Em uma de suas crônicas mais recentes no jornal “Estado de S. Paulo”, Werneck, que trabalha atualmente numa biografia de Carlos Drummond de Andrade, se diverte com a hipótese de o poeta estar no prédio da maternidade onde nasceu, o Hospital São Lucas, na hora de seu parto. Não seria impossível, já que dona Julieta Augusta, a mãe de Drummond, residia no hospital naquela data. “Fiz essa brincadeira porque o que ele escreve tem muito a ver comigo, uma afinidade unilateral muito grande, que imaginei que seria divertido que no dia 10 de fevereiro de 1945 ele estivesse lá”, diz. 
 
Embora Werneck tenha feito apenas uma brincadeira, Fabrício Marques enxerga na possibilidade de reconhecer e estar num lugar outrora frequentado por alguém que admiramos algo de potencial efetivamente transformador. “Acredito que os locais por onde passamos de alguma maneira vão nos marcar, seja pela afirmação ou pela negação. Uma prisão, por exemplo, tem uma carga negativa. Já esses lugares por onde passaram os escritores em BH adquiriam a capacidade de criar sentido de pertencimento nas pessoas, para além até da questão da literatura”, comenta.
 
Roteiro literário
E é em função disso que o escritor e gestor cultural Afonso Borges conduz um projeto que pretende mapear as residências, locais de trabalho, de escrita e de diversão dos escritores, criando um roteiro literário na cidade. O recorte da proposta, por ora, envolve três décadas do século XX, de 1915 a 1945. “A primeira etapa do projeto engloba, além do levantamento das informações, a criação de um mapa online que as torne disponíveis para consulta”, explica Afonso. “Num segundo momento, serão colocadas placas, totens e referências nas paredes para identificação desses lugares. Futuramente, esse roteiro pode virar uma coisa mais ambiciosa: o primeiro museu literário a céu aberto do Brasil”.
 
O projeto, conduzido com apoio da Fundação Municipal de Cultura, deve ficar pronto antes da próxima edição do Festival Literário Internacional de Belo Horizonte (FLI-BH), em 2016. “A ideia é trabalhar com a autoestima do cidadão de Belo Horizonte, mostrar a importância incomum da cidade para a literatura, coisa que dessa forma não se vê em nenhum outro lugar do Brasil”, diz.
 
Memória a ser preservada
Na esquina da rua Congonhas com Leopoldina, no bairro Santo Antônio, fica um imóvel que já abrigou um dos mais badalados redutos da boemia da cidade, o extinto Bar do Lulu.
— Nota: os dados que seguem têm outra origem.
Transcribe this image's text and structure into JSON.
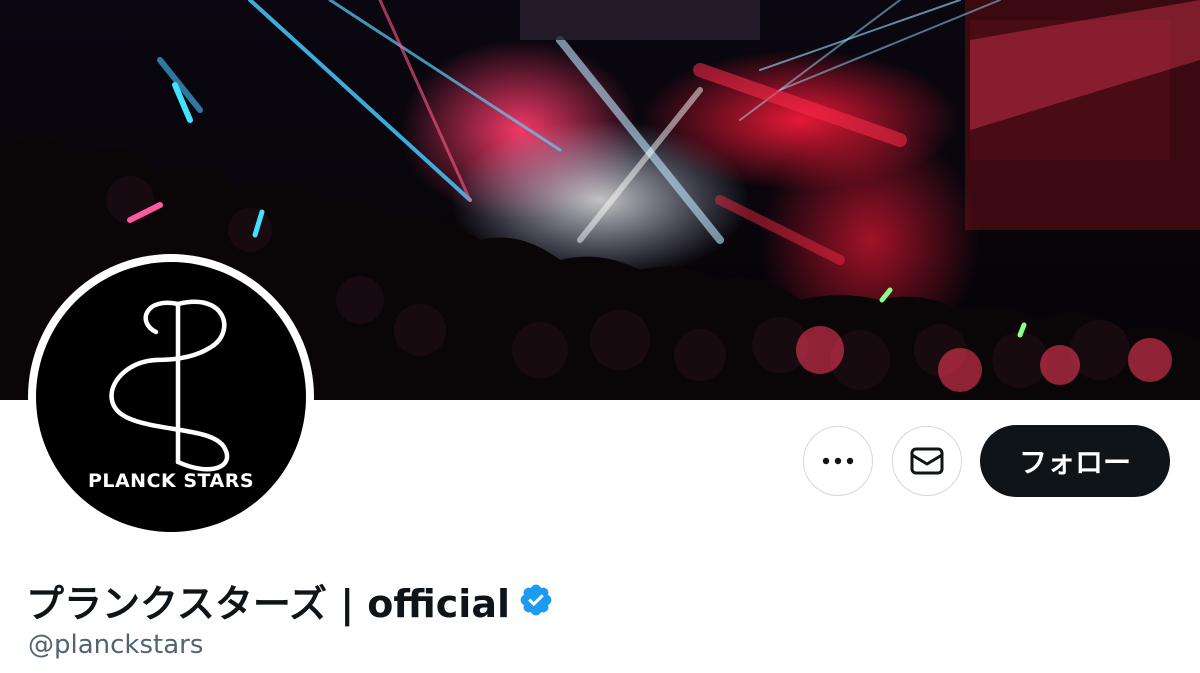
{
  "banner": {
    "description_icon": "concert-stage-photo"
  },
  "avatar": {
    "logo_text": "PLANCK STARS",
    "logo_icon": "ps-monogram-icon"
  },
  "actions": {
    "more_icon": "more-horizontal-icon",
    "message_icon": "envelope-icon",
    "follow_label": "フォロー"
  },
  "profile": {
    "display_name": "プランクスターズ | official",
    "verified_icon": "verified-badge-icon",
    "handle": "@planckstars"
  },
  "colors": {
    "follow_bg": "#0f1419",
    "verified": "#1d9bf0",
    "handle": "#536471",
    "border": "#cfd9de"
  }
}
Décadas antes disso, porém, a casa já havia entrado para a história da capital: foi residência de Guimarães Rosa (1908 -1967), logo que casou-se com Lygia Cabral Penna. Depois de anos de abandono e depredação, a casa encontra-se cercada de tapumes, desde que foi incorporada a um empreendimento imobiliário que será erguido ali.
 
Por meio de nota, a Fundação Municipal de Cultura informou que o imóvel faz parte do conjunto de casas da rua Congonhas que foram tombadas e é objeto de um projeto de restauração e de construção de nova edificação.
 
No entanto, integrantes do movimento Salvemos a Casa de Guimarães Rosa em Belo Horizonte ainda temem que seja preservada somente a fachada da casa e que seu uso não seja garantido a toda população. “Nosso medo é que não só a casa onde Guimarães Rosa viveu, mas todas do entorno acabem como salão de festas ou estacionamento de um prédio”, diz o diretor do movimento, Sávio Leite. “O que propomos é que ela seja preservada integralmente e que seu uso seja aberto à população, em forma de museu ou centro cultural”.